BOSTON -- “I didn’t feel that love after I made a pitching change in the sixth inning,” Terry Francona said after a 45-second standing ovation from Boston fans upon receiving the MLB Manager of the Year award from the BBWAA Thursday.

It’s without question the love for Francona runs deep in the city. Why wouldn’t it? He was the leader in breaking the 86-year old curse, and wound up winning another World Series title for Boston three years later.

Actually, he was more of a co-leader, working alongside the same person who won the MLB Executive of the Year honors from the BBWAA for 2016.

Theo Epstein -- who received an ovation 17 seconds shorter than Francona, but who’s counting -- reminisced about the Red Sox ownership group that took a chance on a young kid who wasn’t necessarily the ideal candidate to take over as GM of a team, but now that’s helped him build the Chicago Cubs into a winning franchise and establish a great working environment.

This October marks 13 years since the ’04 championship, 10 years since ’07 and six years since the pair left Boston.
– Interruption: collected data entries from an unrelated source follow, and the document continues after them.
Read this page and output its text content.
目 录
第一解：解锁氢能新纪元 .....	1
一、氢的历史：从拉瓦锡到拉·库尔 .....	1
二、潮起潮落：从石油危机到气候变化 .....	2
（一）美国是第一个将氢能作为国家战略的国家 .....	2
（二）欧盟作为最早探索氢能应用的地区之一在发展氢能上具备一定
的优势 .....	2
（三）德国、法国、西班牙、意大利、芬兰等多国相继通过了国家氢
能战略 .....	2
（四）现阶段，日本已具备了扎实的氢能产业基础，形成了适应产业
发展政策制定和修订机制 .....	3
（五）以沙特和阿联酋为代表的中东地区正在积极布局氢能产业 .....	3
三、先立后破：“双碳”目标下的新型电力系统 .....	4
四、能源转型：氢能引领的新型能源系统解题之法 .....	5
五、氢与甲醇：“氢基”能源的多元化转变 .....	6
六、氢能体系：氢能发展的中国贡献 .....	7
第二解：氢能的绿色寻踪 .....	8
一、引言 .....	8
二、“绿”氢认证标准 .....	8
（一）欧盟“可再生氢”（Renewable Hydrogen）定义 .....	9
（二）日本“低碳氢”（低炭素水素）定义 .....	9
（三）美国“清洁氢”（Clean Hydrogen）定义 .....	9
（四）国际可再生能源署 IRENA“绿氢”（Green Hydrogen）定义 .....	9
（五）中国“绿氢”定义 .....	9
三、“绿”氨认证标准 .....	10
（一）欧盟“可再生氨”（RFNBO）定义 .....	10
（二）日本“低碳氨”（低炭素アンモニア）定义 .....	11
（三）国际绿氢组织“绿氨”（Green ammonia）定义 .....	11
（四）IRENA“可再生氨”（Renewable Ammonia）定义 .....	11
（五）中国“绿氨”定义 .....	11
Without question they’ve left their mark on the city and forever changed Red Sox baseball.

And while the fans showed their undying gratitude for Francona with an ovation almost as long as his acceptance speech, the Indians manager recognized the favor the current Red Sox brass has done for him.

“I’d like to thank Dave Dombrowski and the Red Sox for getting Chris Sale the hell out of the Central Division,” Francona said.